Tissue Viability: Why It Is Essential To Evaluate For Possible Infection

   While it is of paramount importance to leave only viable tissue when performing an amputation, it is not always an easy call to make. The decision to leave “marginal” tissue has been the cause of many failed surgeries. Infection, ulcerations, necrosis and fibrotic tissue or dysvascular tissue can all predispose the surgery to fail. A failed amputation can mean the need for revision and exposing the compromised patient to further risk of anesthesia.2

   There is an inherent desire on the part of the surgeon, and indeed the patient, to leave as much length as possible during an amputation. However, leaving even any question of potentially infected tissue within the wound is inadvisable and foolhardy. That said, identifying affected tissue can be difficult in cases that are marginal.5-7

   There are some important signs to consider when evaluating patients. Strep infections, which are most destructive to tissue of all origins, cause hemorrhagic changes that are clearly visible as dark red, maroon and/or black color changes to connective tissues, blood vessels and muscle tissue.

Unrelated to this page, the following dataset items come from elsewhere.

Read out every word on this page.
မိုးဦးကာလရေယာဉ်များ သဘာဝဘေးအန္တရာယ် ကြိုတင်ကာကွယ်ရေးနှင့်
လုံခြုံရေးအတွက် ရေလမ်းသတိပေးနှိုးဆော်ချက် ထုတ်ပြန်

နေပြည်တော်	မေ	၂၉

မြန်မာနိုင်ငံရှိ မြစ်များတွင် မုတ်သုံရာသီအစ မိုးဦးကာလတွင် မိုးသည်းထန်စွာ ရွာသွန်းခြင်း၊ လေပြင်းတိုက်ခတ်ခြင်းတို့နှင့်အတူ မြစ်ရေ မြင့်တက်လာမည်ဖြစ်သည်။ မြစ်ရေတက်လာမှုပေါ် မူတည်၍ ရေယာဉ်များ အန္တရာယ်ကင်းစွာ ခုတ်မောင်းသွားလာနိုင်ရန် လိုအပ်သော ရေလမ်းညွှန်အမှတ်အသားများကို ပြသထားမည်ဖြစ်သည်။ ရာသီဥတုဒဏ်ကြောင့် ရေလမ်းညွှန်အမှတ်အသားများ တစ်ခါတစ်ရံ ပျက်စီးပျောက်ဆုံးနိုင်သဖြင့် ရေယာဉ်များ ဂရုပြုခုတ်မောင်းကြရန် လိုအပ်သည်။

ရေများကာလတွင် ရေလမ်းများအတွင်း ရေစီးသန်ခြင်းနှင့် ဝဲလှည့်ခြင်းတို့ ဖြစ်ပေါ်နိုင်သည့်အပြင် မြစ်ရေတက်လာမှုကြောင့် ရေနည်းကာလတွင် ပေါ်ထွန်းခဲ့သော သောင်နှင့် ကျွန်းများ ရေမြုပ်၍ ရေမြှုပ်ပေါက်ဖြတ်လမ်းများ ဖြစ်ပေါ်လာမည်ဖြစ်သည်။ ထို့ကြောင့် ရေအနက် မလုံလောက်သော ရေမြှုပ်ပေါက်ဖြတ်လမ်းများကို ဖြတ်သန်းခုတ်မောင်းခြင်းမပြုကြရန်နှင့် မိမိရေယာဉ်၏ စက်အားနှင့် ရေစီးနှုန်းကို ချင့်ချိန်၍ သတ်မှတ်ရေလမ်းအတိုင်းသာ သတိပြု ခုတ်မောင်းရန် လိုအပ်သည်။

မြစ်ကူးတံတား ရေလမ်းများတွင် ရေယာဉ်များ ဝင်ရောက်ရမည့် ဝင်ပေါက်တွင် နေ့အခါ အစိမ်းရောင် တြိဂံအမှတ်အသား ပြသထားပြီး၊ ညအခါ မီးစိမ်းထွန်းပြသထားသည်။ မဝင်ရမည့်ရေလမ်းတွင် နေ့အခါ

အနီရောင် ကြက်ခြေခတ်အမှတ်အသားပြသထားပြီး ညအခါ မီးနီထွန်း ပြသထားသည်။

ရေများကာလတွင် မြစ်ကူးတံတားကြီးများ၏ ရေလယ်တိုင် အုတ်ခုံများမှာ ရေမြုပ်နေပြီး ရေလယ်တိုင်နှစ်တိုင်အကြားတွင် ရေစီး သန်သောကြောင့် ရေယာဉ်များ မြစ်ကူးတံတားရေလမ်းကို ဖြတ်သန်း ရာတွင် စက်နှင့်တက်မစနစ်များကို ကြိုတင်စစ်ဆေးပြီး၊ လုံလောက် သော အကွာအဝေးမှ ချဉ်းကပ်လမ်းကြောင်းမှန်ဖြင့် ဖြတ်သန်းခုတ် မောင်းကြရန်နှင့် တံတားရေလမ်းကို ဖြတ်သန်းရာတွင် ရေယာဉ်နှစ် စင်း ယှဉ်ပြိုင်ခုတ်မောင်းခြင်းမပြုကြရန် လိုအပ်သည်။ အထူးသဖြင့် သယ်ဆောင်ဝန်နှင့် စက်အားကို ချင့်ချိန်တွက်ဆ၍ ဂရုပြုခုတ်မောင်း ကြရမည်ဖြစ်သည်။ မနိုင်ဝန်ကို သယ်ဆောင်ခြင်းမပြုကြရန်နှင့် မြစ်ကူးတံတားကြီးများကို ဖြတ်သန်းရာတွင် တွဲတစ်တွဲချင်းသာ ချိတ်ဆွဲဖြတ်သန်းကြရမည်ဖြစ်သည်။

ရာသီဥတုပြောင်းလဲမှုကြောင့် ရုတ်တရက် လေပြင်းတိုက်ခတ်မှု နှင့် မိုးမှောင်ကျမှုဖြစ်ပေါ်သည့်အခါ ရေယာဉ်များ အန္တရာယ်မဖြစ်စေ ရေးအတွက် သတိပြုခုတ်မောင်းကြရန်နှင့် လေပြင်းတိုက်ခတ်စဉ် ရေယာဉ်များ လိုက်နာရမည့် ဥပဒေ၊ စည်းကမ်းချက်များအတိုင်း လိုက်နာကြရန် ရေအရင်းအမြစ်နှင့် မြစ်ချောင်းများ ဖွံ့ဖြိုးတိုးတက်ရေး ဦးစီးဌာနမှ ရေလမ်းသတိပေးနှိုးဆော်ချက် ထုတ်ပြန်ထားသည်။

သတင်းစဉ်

   Staph infections may be more commonly represented by purulence. While the adjacent tissue may not have become compromised, it is necessary in this case to perform an atraumatic exploration of all potential spaces for further presence of infection. This is a learned skill that requires considerable caution and care. By exploring adjacent spaces, the surgeon may inadvertently spread infection. It is important to not only have an ingress into a compartment, but also to have an egress to allow for drainage of potentially infected materials.8-10

   It is imperative to visualize all tissue that may have been contiguous with known areas of infection. Under pressure, infectious fluids will extrude from one compartment to the next along anatomic lines.11, 12

   Van Baal states in Clinics of Infectious Disease that “Proper debridement and drainage of the infection requires a sound knowledge of foot anatomy. The usual routes of progression of the infection along anatomic pathways must be understood.”13 Reviewing the compartments of the foot will aid both novice and experienced surgeons in ensuring a knowledgeable exploration of potential areas of infection progression.